The interplay between limiting processes in C3 photosynthesis studied by rapid-response gas exchange using transgenic tobacco impaired in photosynthesis

Abstract

A gas-exchange system with a rapid response time was used to study the interplay between rate-limiting processes of C3 photosynthesis in wild-type tobacco (Nicotiana tabacum L. cv. W38) and transgenic tobaccos with antisense DNAs directed against the Rubisco small subunit (anti-SSu plants) or the chloroplast glyceraldehyde-3-phosphate dehydrogenase (anti-GAPDH plants). High ribulosebisphos-phate (RuBP) pools were generated in leaves by exposing them briefly to very low CO2, after which they were transferred to varying CO2 concentrations, and transient CO2 assimilation rates were measured within the first 2–3 s. Comparison of the transient (RuBP-saturated) and steady-state rates confirmed that the CO2 assimilation rate in anti-SSu plants was RuBP-saturated (i.e.
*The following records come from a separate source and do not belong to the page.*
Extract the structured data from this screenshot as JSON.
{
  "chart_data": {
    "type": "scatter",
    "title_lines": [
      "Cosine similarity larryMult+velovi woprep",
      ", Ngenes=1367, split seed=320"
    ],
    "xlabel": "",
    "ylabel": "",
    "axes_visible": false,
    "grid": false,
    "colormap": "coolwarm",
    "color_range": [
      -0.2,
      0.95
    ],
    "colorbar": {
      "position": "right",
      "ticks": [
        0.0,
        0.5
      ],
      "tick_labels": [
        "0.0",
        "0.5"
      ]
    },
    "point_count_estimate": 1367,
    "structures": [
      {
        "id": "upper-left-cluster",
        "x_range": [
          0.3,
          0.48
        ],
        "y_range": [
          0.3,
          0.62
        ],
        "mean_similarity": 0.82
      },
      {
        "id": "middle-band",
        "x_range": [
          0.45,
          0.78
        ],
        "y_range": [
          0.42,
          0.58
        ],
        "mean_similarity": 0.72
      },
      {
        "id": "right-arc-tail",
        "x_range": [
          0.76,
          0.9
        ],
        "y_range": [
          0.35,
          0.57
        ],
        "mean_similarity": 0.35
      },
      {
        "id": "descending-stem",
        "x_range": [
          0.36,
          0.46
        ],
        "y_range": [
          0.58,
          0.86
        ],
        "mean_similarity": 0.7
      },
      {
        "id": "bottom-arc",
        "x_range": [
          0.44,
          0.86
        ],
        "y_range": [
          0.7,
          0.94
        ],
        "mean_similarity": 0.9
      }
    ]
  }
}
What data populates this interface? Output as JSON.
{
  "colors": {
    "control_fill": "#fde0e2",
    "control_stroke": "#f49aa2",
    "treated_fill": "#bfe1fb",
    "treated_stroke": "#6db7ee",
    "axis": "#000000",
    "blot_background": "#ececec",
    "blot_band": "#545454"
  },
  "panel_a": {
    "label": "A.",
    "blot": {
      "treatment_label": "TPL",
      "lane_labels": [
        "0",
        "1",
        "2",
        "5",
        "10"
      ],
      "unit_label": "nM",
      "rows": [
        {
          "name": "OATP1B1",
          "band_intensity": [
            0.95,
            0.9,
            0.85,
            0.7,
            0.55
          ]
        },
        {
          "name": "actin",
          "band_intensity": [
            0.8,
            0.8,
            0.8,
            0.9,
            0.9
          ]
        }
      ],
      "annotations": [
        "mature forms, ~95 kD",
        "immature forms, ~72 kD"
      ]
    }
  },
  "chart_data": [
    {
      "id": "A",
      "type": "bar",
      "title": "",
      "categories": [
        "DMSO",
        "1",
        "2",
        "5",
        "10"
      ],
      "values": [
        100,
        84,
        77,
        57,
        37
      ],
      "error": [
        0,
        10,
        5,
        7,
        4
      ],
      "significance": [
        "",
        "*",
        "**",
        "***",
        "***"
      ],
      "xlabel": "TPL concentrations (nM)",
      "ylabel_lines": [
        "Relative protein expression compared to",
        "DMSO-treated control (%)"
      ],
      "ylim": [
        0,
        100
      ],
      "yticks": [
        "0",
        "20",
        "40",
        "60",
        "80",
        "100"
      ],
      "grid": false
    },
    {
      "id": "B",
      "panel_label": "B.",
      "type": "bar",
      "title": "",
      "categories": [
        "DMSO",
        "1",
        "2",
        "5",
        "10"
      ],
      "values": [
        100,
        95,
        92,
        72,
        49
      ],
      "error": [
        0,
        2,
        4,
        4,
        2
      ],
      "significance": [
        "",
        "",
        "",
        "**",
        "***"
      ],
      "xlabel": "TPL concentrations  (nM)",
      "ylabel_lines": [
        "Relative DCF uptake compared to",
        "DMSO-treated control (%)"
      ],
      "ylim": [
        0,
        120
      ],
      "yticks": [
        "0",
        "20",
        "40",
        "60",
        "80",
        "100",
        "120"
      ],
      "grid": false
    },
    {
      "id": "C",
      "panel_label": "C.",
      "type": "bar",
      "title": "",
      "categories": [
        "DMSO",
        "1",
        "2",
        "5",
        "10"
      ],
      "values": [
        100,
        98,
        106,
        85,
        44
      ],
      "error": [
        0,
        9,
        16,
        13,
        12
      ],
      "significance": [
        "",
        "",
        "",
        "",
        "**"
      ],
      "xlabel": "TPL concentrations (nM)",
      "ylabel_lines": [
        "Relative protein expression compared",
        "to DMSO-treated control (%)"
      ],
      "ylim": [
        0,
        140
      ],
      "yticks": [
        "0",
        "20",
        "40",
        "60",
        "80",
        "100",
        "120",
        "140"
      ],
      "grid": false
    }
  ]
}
Rubisco limited) at all intercellular CO2 partial pressures (Ci), and that, in anti-GAPDH plants, the transition from RuBP-saturation to RuBP-limitation occurred at lower assimilation rates and lower Ci as GAPDH activity was decreased. In addition, we investigated whether the integrated post-illumination CO2 uptake could be used as a non-destructive means of estimating RuBP pools in leaves. In wild-type plants there was generally a good agreement between RuBP pools extracted from leaves after rapid freeze-clamping and estimates made from post-illumination CO2 uptake. However, in the anti-SSu plants, the post- illumination CO2 uptake underestimated the actual RuBP content and the discrepancy became larger as the Rubisco content decreased. Possible explanations for this are discussed.